I thought of an improvement to the fireworks that I made the other day, and I decided that the changes would be a good example of something I wanted to talk about: treating your generators as part of a larger process.

You see, the original fireworks were pure particles: each explosion, smoke puff, and trailing spark was a separate, simulated object. This kind of naive simulacrum is a pretty common approach, particularly when you’re feeling your way through the implementation and need more flexibility. But it isn’t always the best use of a generator.

In this case, I decided that all of those colored trails didn’t need to be individually tracked. They were adding hundreds of particles to each frame, but didn’t do much. So I added an image buffer. It’s just a hidden image the same size as the canvas that gets drawn to each frame by the falling sparks.

With no lifespan, I had to manage the fade-out another way: at the start of every frame, we keep the image from last time but draw a transparent black rectangle over the whole thing. Old colors gradually fade.
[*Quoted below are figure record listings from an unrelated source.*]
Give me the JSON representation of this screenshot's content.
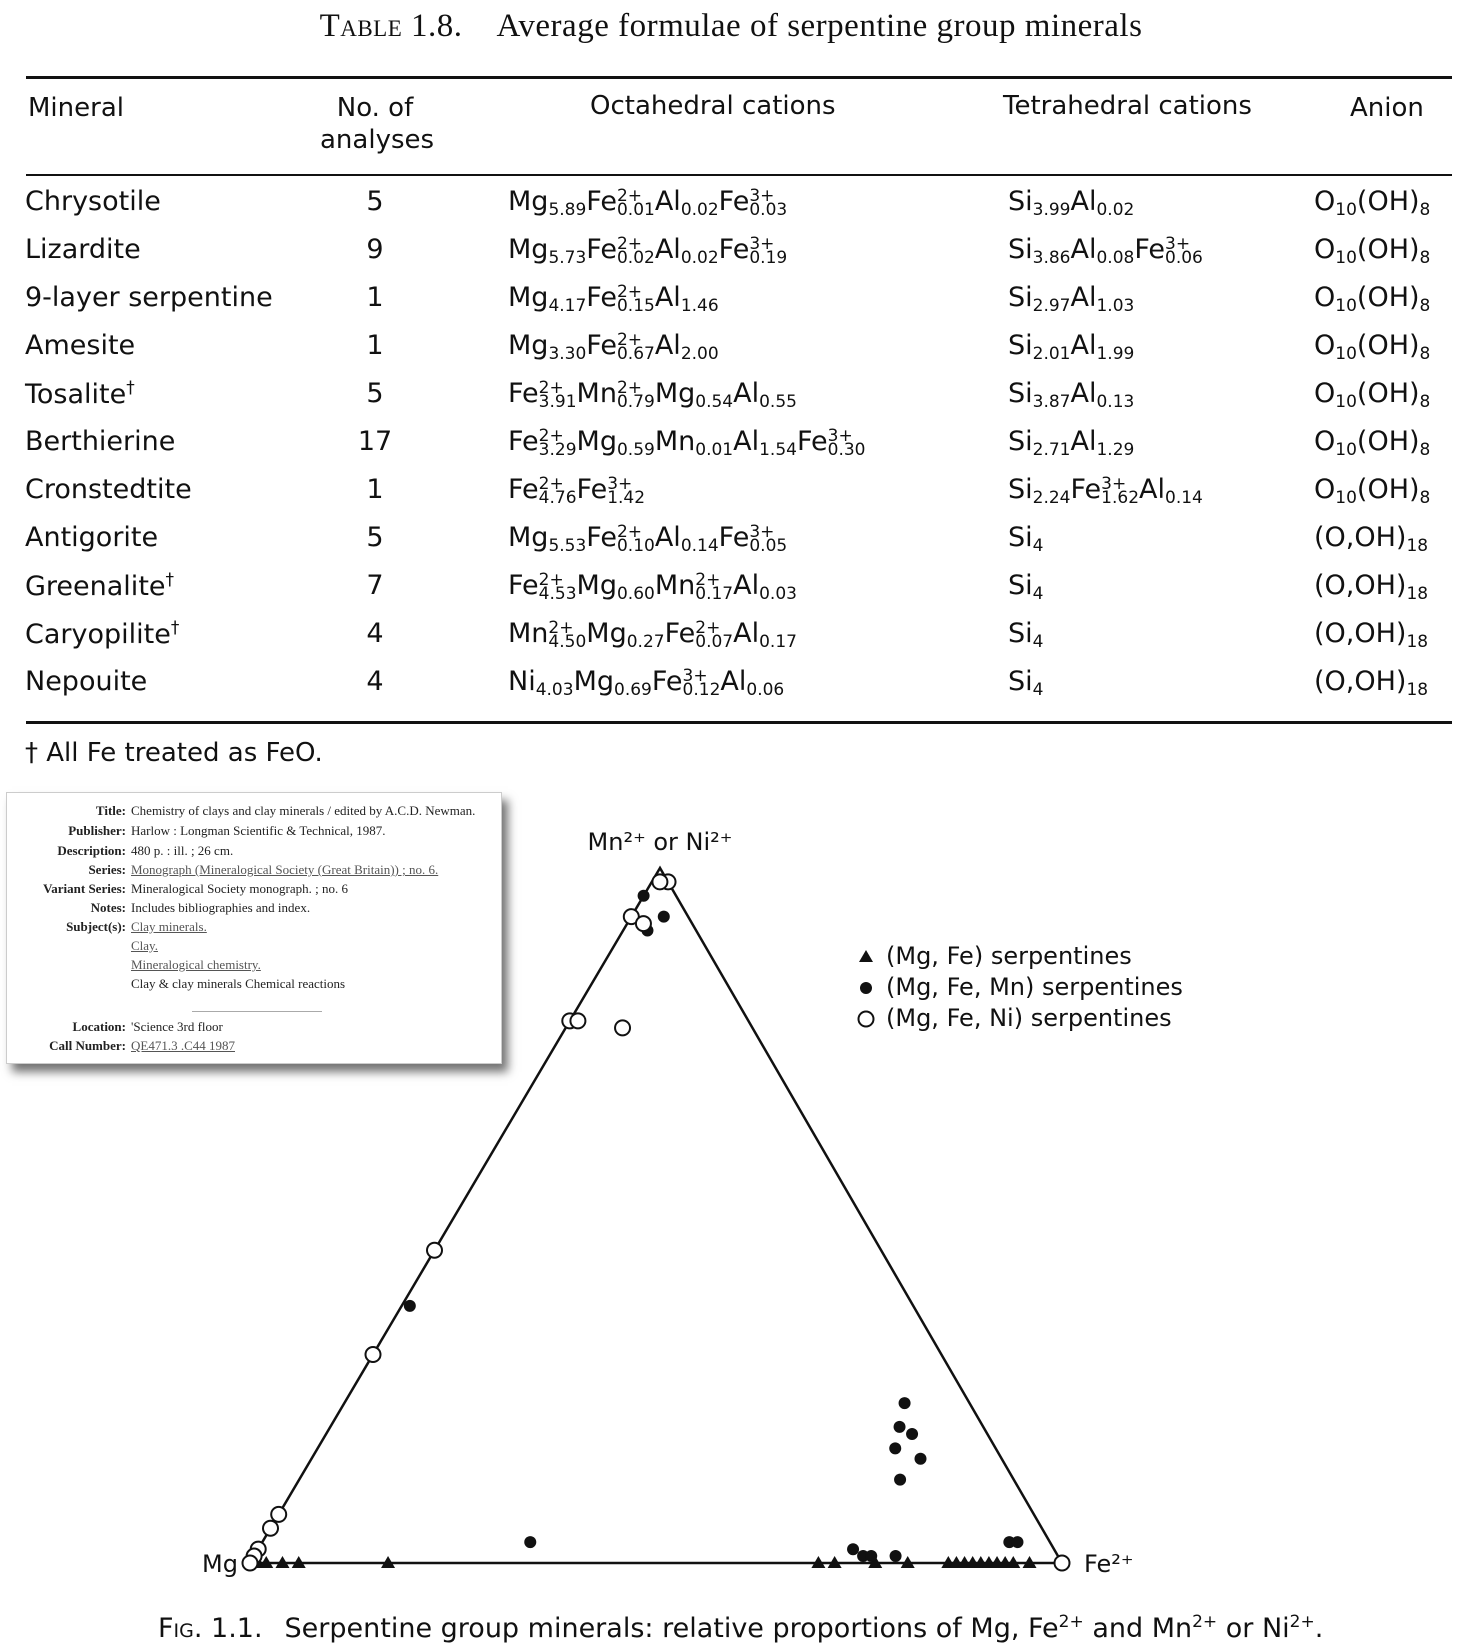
{
  "table": {
    "title_prefix": "Table 1.8.",
    "title": "Average formulae of serpentine group minerals",
    "headers": {
      "mineral": "Mineral",
      "analyses_line1": "No. of",
      "analyses_line2": "analyses",
      "octahedral": "Octahedral cations",
      "tetrahedral": "Tetrahedral cations",
      "anion": "Anion"
    },
    "rows": [
      {
        "mineral": "Chrysotile",
        "dagger": "",
        "analyses": "5",
        "octahedral": [
          [
            "Mg",
            "5.89",
            ""
          ],
          [
            "Fe",
            "0.01",
            "2+"
          ],
          [
            "Al",
            "0.02",
            ""
          ],
          [
            "Fe",
            "0.03",
            "3+"
          ]
        ],
        "tetrahedral": [
          [
            "Si",
            "3.99",
            ""
          ],
          [
            "Al",
            "0.02",
            ""
          ]
        ],
        "anion": [
          [
            "O",
            "10",
            ""
          ],
          [
            "(OH)",
            "8",
            ""
          ]
        ]
      },
      {
        "mineral": "Lizardite",
        "dagger": "",
        "analyses": "9",
        "octahedral": [
          [
            "Mg",
            "5.73",
            ""
          ],
          [
            "Fe",
            "0.02",
            "2+"
          ],
          [
            "Al",
            "0.02",
            ""
          ],
          [
            "Fe",
            "0.19",
            "3+"
          ]
        ],
        "tetrahedral": [
          [
            "Si",
            "3.86",
            ""
          ],
          [
            "Al",
            "0.08",
            ""
          ],
          [
            "Fe",
            "0.06",
            "3+"
          ]
        ],
        "anion": [
          [
            "O",
            "10",
            ""
          ],
          [
            "(OH)",
            "8",
            ""
          ]
        ]
      },
      {
        "mineral": "9-layer serpentine",
        "dagger": "",
        "analyses": "1",
        "octahedral": [
          [
            "Mg",
            "4.17",
            ""
          ],
          [
            "Fe",
            "0.15",
            "2+"
          ],
          [
            "Al",
            "1.46",
            ""
          ]
        ],
        "tetrahedral": [
          [
            "Si",
            "2.97",
            ""
          ],
          [
            "Al",
            "1.03",
            ""
          ]
        ],
        "anion": [
          [
            "O",
            "10",
            ""
          ],
          [
            "(OH)",
            "8",
            ""
          ]
        ]
      },
      {
        "mineral": "Amesite",
        "dagger": "",
        "analyses": "1",
        "octahedral": [
          [
            "Mg",
            "3.30",
            ""
          ],
          [
            "Fe",
            "0.67",
            "2+"
          ],
          [
            "Al",
            "2.00",
            ""
          ]
        ],
        "tetrahedral": [
          [
            "Si",
            "2.01",
            ""
          ],
          [
            "Al",
            "1.99",
            ""
          ]
        ],
        "anion": [
          [
            "O",
            "10",
            ""
          ],
          [
            "(OH)",
            "8",
            ""
          ]
        ]
      },
      {
        "mineral": "Tosalite",
        "dagger": "†",
        "analyses": "5",
        "octahedral": [
          [
            "Fe",
            "3.91",
            "2+"
          ],
          [
            "Mn",
            "0.79",
            "2+"
          ],
          [
            "Mg",
            "0.54",
            ""
          ],
          [
            "Al",
            "0.55",
            ""
          ]
        ],
        "tetrahedral": [
          [
            "Si",
            "3.87",
            ""
          ],
          [
            "Al",
            "0.13",
            ""
          ]
        ],
        "anion": [
          [
            "O",
            "10",
            ""
          ],
          [
            "(OH)",
            "8",
            ""
          ]
        ]
      },
      {
        "mineral": "Berthierine",
        "dagger": "",
        "analyses": "17",
        "octahedral": [
          [
            "Fe",
            "3.29",
            "2+"
          ],
          [
            "Mg",
            "0.59",
            ""
          ],
          [
            "Mn",
            "0.01",
            ""
          ],
          [
            "Al",
            "1.54",
            ""
          ],
          [
            "Fe",
            "0.30",
            "3+"
          ]
        ],
        "tetrahedral": [
          [
            "Si",
            "2.71",
            ""
          ],
          [
            "Al",
            "1.29",
            ""
          ]
        ],
        "anion": [
          [
            "O",
            "10",
            ""
          ],
          [
            "(OH)",
            "8",
            ""
          ]
        ]
      },
      {
        "mineral": "Cronstedtite",
        "dagger": "",
        "analyses": "1",
        "octahedral": [
          [
            "Fe",
            "4.76",
            "2+"
          ],
          [
            "Fe",
            "1.42",
            "3+"
          ]
        ],
        "tetrahedral": [
          [
            "Si",
            "2.24",
            ""
          ],
          [
            "Fe",
            "1.62",
            "3+"
          ],
          [
            "Al",
            "0.14",
            ""
          ]
        ],
        "anion": [
          [
            "O",
            "10",
            ""
          ],
          [
            "(OH)",
            "8",
            ""
          ]
        ]
      },
      {
        "mineral": "Antigorite",
        "dagger": "",
        "analyses": "5",
        "octahedral": [
          [
            "Mg",
            "5.53",
            ""
          ],
          [
            "Fe",
            "0.10",
            "2+"
          ],
          [
            "Al",
            "0.14",
            ""
          ],
          [
            "Fe",
            "0.05",
            "3+"
          ]
        ],
        "tetrahedral": [
          [
            "Si",
            "4",
            ""
          ]
        ],
        "anion": [
          [
            "(O,OH)",
            "18",
            ""
          ]
        ]
      },
      {
        "mineral": "Greenalite",
        "dagger": "†",
        "analyses": "7",
        "octahedral": [
          [
            "Fe",
            "4.53",
            "2+"
          ],
          [
            "Mg",
            "0.60",
            ""
          ],
          [
            "Mn",
            "0.17",
            "2+"
          ],
          [
            "Al",
            "0.03",
            ""
          ]
        ],
        "tetrahedral": [
          [
            "Si",
            "4",
            ""
          ]
        ],
        "anion": [
          [
            "(O,OH)",
            "18",
            ""
          ]
        ]
      },
      {
        "mineral": "Caryopilite",
        "dagger": "†",
        "analyses": "4",
        "octahedral": [
          [
            "Mn",
            "4.50",
            "2+"
          ],
          [
            "Mg",
            "0.27",
            ""
          ],
          [
            "Fe",
            "0.07",
            "2+"
          ],
          [
            "Al",
            "0.17",
            ""
          ]
        ],
        "tetrahedral": [
          [
            "Si",
            "4",
            ""
          ]
        ],
        "anion": [
          [
            "(O,OH)",
            "18",
            ""
          ]
        ]
      },
      {
        "mineral": "Nepouite",
        "dagger": "",
        "analyses": "4",
        "octahedral": [
          [
            "Ni",
            "4.03",
            ""
          ],
          [
            "Mg",
            "0.69",
            ""
          ],
          [
            "Fe",
            "0.12",
            "3+"
          ],
          [
            "Al",
            "0.06",
            ""
          ]
        ],
        "tetrahedral": [
          [
            "Si",
            "4",
            ""
          ]
        ],
        "anion": [
          [
            "(O,OH)",
            "18",
            ""
          ]
        ]
      }
    ],
    "footnote": "† All Fe treated as FeO."
  },
  "catalog_record": {
    "fields": [
      {
        "label": "Title:",
        "value": "Chemistry of clays and clay minerals / edited by A.C.D. Newman.",
        "link": false
      },
      {
        "label": "Publisher:",
        "value": "Harlow : Longman Scientific & Technical, 1987.",
        "link": false
      },
      {
        "label": "Description:",
        "value": "480 p. : ill. ; 26 cm.",
        "link": false
      },
      {
        "label": "Series:",
        "value": "Monograph (Mineralogical Society (Great Britain)) ; no. 6.",
        "link": true
      },
      {
        "label": "Variant Series:",
        "value": "Mineralogical Society monograph. ; no. 6",
        "link": false
      },
      {
        "label": "Notes:",
        "value": "Includes bibliographies and index.",
        "link": false
      },
      {
        "label": "Subject(s):",
        "value": "Clay minerals.",
        "link": true
      },
      {
        "label": "",
        "value": "Clay.",
        "link": true
      },
      {
        "label": "",
        "value": "Mineralogical chemistry.",
        "link": true
      },
      {
        "label": "",
        "value": "Clay & clay minerals Chemical reactions",
        "link": false
      },
      {
        "label": "Location:",
        "value": "'Science 3rd floor",
        "link": false
      },
      {
        "label": "Call Number:",
        "value": "QE471.3 .C44 1987",
        "link": true
      }
    ]
  },
  "chart_data": {
    "type": "scatter",
    "subtype": "ternary",
    "vertices": {
      "top": "Mn²⁺ or Ni²⁺",
      "left": "Mg",
      "right": "Fe²⁺"
    },
    "legend": [
      {
        "marker": "triangle",
        "label": "(Mg, Fe) serpentines"
      },
      {
        "marker": "filled-circle",
        "label": "(Mg, Fe, Mn) serpentines"
      },
      {
        "marker": "open-circle",
        "label": "(Mg, Fe, Ni) serpentines"
      }
    ],
    "legend_position": "top-right",
    "point_units": "fractions of Mg, Fe2+, Mn2+ or Ni2+",
    "series": [
      {
        "name": "(Mg, Fe) serpentines",
        "marker": "triangle",
        "points": [
          {
            "mg": 0.99,
            "fe": 0.01,
            "top": 0.0
          },
          {
            "mg": 0.98,
            "fe": 0.02,
            "top": 0.0
          },
          {
            "mg": 0.96,
            "fe": 0.04,
            "top": 0.0
          },
          {
            "mg": 0.94,
            "fe": 0.06,
            "top": 0.0
          },
          {
            "mg": 0.83,
            "fe": 0.17,
            "top": 0.0
          },
          {
            "mg": 0.3,
            "fe": 0.7,
            "top": 0.0
          },
          {
            "mg": 0.28,
            "fe": 0.72,
            "top": 0.0
          },
          {
            "mg": 0.23,
            "fe": 0.77,
            "top": 0.0
          },
          {
            "mg": 0.19,
            "fe": 0.81,
            "top": 0.0
          },
          {
            "mg": 0.14,
            "fe": 0.86,
            "top": 0.0
          },
          {
            "mg": 0.13,
            "fe": 0.87,
            "top": 0.0
          },
          {
            "mg": 0.12,
            "fe": 0.88,
            "top": 0.0
          },
          {
            "mg": 0.11,
            "fe": 0.89,
            "top": 0.0
          },
          {
            "mg": 0.1,
            "fe": 0.9,
            "top": 0.0
          },
          {
            "mg": 0.09,
            "fe": 0.91,
            "top": 0.0
          },
          {
            "mg": 0.08,
            "fe": 0.92,
            "top": 0.0
          },
          {
            "mg": 0.07,
            "fe": 0.93,
            "top": 0.0
          },
          {
            "mg": 0.06,
            "fe": 0.94,
            "top": 0.0
          },
          {
            "mg": 0.04,
            "fe": 0.96,
            "top": 0.0
          }
        ]
      },
      {
        "name": "(Mg, Fe, Mn) serpentines",
        "marker": "filled-circle",
        "points": [
          {
            "mg": 0.01,
            "fe": 0.01,
            "top": 0.98
          },
          {
            "mg": 0.04,
            "fe": 0.0,
            "top": 0.96
          },
          {
            "mg": 0.03,
            "fe": 0.04,
            "top": 0.93
          },
          {
            "mg": 0.07,
            "fe": 0.0,
            "top": 0.93
          },
          {
            "mg": 0.06,
            "fe": 0.03,
            "top": 0.91
          },
          {
            "mg": 0.62,
            "fe": 0.01,
            "top": 0.37
          },
          {
            "mg": 0.64,
            "fe": 0.33,
            "top": 0.03
          },
          {
            "mg": 0.08,
            "fe": 0.69,
            "top": 0.23
          },
          {
            "mg": 0.1,
            "fe": 0.68,
            "top": 0.19
          },
          {
            "mg": 0.09,
            "fe": 0.7,
            "top": 0.18
          },
          {
            "mg": 0.12,
            "fe": 0.69,
            "top": 0.16
          },
          {
            "mg": 0.1,
            "fe": 0.75,
            "top": 0.15
          },
          {
            "mg": 0.14,
            "fe": 0.74,
            "top": 0.12
          },
          {
            "mg": 0.05,
            "fe": 0.92,
            "top": 0.03
          },
          {
            "mg": 0.04,
            "fe": 0.93,
            "top": 0.03
          },
          {
            "mg": 0.2,
            "fe": 0.79,
            "top": 0.01
          },
          {
            "mg": 0.24,
            "fe": 0.75,
            "top": 0.01
          },
          {
            "mg": 0.23,
            "fe": 0.76,
            "top": 0.01
          },
          {
            "mg": 0.25,
            "fe": 0.74,
            "top": 0.02
          }
        ]
      },
      {
        "name": "(Mg, Fe, Ni) serpentines",
        "marker": "open-circle",
        "points": [
          {
            "mg": 0.0,
            "fe": 0.02,
            "top": 0.98
          },
          {
            "mg": 0.01,
            "fe": 0.01,
            "top": 0.98
          },
          {
            "mg": 0.07,
            "fe": 0.0,
            "top": 0.93
          },
          {
            "mg": 0.06,
            "fe": 0.02,
            "top": 0.92
          },
          {
            "mg": 0.22,
            "fe": 0.0,
            "top": 0.78
          },
          {
            "mg": 0.21,
            "fe": 0.01,
            "top": 0.78
          },
          {
            "mg": 0.16,
            "fe": 0.07,
            "top": 0.77
          },
          {
            "mg": 0.55,
            "fe": 0.0,
            "top": 0.45
          },
          {
            "mg": 0.7,
            "fe": 0.0,
            "top": 0.3
          },
          {
            "mg": 0.93,
            "fe": 0.0,
            "top": 0.07
          },
          {
            "mg": 0.95,
            "fe": 0.0,
            "top": 0.05
          },
          {
            "mg": 0.98,
            "fe": 0.0,
            "top": 0.02
          },
          {
            "mg": 0.99,
            "fe": 0.0,
            "top": 0.01
          },
          {
            "mg": 1.0,
            "fe": 0.0,
            "top": 0.0
          },
          {
            "mg": 0.0,
            "fe": 1.0,
            "top": 0.0
          }
        ]
      }
    ]
  },
  "caption": {
    "fig_label": "Fig. 1.1.",
    "text_before_fe": "Serpentine group minerals: relative proportions of Mg, Fe",
    "fe_sup": "2+",
    "text_mid": " and Mn",
    "mn_sup": "2+",
    "text_or": " or Ni",
    "ni_sup": "2+",
    "end": "."
  }
}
There are tradeoffs: the individual trails no longer have consistent color variation (though that could be re-implemented by pushing it up the hierarchy to the burst sparks. The lifespan fade-out is uniform, losing some of the subtle variation. There’s a usually-invisible after-image that doesn’t quite get cleaned up (though it easily could, with some more post-processing). The old particles no longer shrink (though I added a bright center to them, so the fade-out looks like they shrink a bit).

So it’s not an exact replica. It’s less flexible. But it looks almost the same and it’s faster. Now my computer can display many more fireworks without slowing down.

It’s better in some ways, worse in others. Every generator is going to involve trade-offs like this. And adding a new processing layer–the image buffer–opens up new doors for expanding the effects.

Which makes it a good example of one of the big points I’ve been trying to make. You don’t need to use the literal output of your algorithm.

Doing more processing on your output is a perfectly valid way to add more interest or find better performance–for example, by running the output of a neural net image stylization through an upscaler, so you only have to generate a quarter of the pixels that you would need to otherwise.

Generators can be literal, but they don’t have have to be.